Achieving transformative change in biodiversity governance requires more than new tools—it demands a fundamental rethinking of how we value and relate to nature. This session examines how relational and constitutive values can inform more inclusive, pluralistic, and just governance. Building on the IPBES Values Assessment, which positioned relational values alongside intrinsic and instrumental values, we extend the conversation by introducing constitutive values—focusing on how valuations emerge over time through cultural practices, social interactions, and institutions. This shifts attention from the content of values to the processes that generate, sustain, and transform them, including how certain values come to dominate or decline.
Recognising these social and historical dynamics helps identify leverage points for change and engage with Indigenous and local knowledge systems—not only as sources of alternative values, but as reflections of distinct ontologies and governance logics.

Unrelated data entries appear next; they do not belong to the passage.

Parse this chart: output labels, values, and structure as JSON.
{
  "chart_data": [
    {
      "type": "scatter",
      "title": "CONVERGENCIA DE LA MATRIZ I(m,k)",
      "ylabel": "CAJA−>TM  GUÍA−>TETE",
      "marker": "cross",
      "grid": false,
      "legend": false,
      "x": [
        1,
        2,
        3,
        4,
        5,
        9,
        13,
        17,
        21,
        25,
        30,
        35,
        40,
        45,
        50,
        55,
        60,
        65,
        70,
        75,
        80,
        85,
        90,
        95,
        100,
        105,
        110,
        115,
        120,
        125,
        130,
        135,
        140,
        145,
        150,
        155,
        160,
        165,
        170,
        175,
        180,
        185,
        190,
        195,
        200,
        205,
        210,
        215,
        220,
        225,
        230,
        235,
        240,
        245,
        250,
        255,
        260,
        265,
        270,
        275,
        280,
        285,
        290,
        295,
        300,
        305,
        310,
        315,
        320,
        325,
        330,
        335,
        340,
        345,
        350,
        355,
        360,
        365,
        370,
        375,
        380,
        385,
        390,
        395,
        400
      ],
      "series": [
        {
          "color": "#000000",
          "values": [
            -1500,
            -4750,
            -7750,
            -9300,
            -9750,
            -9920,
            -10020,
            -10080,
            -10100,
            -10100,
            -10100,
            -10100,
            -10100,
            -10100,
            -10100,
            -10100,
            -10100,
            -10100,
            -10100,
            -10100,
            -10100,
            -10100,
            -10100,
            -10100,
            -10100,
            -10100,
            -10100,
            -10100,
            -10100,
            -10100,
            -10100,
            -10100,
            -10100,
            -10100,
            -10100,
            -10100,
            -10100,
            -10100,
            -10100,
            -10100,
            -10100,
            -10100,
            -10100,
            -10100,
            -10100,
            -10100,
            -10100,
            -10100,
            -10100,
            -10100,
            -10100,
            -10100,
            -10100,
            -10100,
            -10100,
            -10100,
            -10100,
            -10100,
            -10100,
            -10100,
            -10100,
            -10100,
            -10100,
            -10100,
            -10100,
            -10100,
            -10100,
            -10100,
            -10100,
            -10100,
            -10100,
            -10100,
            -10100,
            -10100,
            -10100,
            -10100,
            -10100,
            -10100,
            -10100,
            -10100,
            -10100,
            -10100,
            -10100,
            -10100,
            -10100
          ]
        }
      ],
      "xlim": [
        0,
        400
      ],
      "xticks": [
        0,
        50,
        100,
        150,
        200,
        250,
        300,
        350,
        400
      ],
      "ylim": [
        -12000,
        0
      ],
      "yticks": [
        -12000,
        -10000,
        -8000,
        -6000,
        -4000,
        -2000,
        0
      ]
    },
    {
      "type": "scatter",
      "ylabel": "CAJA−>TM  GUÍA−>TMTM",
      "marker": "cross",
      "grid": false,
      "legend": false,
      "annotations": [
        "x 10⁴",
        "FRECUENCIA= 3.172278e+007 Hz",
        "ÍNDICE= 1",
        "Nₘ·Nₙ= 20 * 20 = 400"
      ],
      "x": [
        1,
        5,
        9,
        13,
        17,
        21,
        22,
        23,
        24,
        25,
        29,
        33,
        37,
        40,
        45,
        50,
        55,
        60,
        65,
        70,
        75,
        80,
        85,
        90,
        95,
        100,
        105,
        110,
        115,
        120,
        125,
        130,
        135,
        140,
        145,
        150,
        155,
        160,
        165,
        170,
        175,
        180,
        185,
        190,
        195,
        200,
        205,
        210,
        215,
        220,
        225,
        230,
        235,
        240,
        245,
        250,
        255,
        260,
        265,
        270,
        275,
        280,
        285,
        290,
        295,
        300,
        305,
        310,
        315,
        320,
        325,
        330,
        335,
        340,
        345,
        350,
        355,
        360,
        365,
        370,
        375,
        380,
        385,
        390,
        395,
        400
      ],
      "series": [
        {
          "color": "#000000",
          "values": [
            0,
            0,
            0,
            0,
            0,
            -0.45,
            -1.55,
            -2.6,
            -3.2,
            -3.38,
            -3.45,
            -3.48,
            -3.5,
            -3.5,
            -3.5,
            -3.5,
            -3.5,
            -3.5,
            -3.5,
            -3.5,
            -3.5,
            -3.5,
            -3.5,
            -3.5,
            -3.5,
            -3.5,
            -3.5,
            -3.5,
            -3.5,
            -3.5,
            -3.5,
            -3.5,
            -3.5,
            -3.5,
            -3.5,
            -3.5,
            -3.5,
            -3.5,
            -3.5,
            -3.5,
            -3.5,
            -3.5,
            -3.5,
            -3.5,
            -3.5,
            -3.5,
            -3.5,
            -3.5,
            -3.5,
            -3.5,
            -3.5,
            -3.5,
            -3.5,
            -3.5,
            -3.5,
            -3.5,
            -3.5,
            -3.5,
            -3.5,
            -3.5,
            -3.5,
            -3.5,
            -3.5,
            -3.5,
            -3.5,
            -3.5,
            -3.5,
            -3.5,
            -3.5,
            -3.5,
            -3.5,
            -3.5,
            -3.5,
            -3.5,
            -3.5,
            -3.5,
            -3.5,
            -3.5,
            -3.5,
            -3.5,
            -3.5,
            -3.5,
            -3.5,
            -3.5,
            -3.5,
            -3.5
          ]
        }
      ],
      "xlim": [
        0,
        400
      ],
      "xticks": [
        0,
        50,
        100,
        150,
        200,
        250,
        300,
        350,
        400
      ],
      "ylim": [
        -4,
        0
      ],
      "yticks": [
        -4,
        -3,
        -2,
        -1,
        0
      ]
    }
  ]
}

By foregrounding culturally embedded and historically situated modes of valuation, constitutive values illuminate context-sensitive, power-aware pathways for reconnecting people and nature.
The session invites presentations that explore: (1) how relational and constitutive values are produced, reproduced, or contested; (2) how tensions among values are negotiated in governance; (3) how socio-ecological change affects their durability or transformation; and (4) conceptual and methodological innovations for making these values actionable. Together, we aim to advance understanding of how culturally embedded values shape governance and to explore transformative pathways for navigating value pluralism.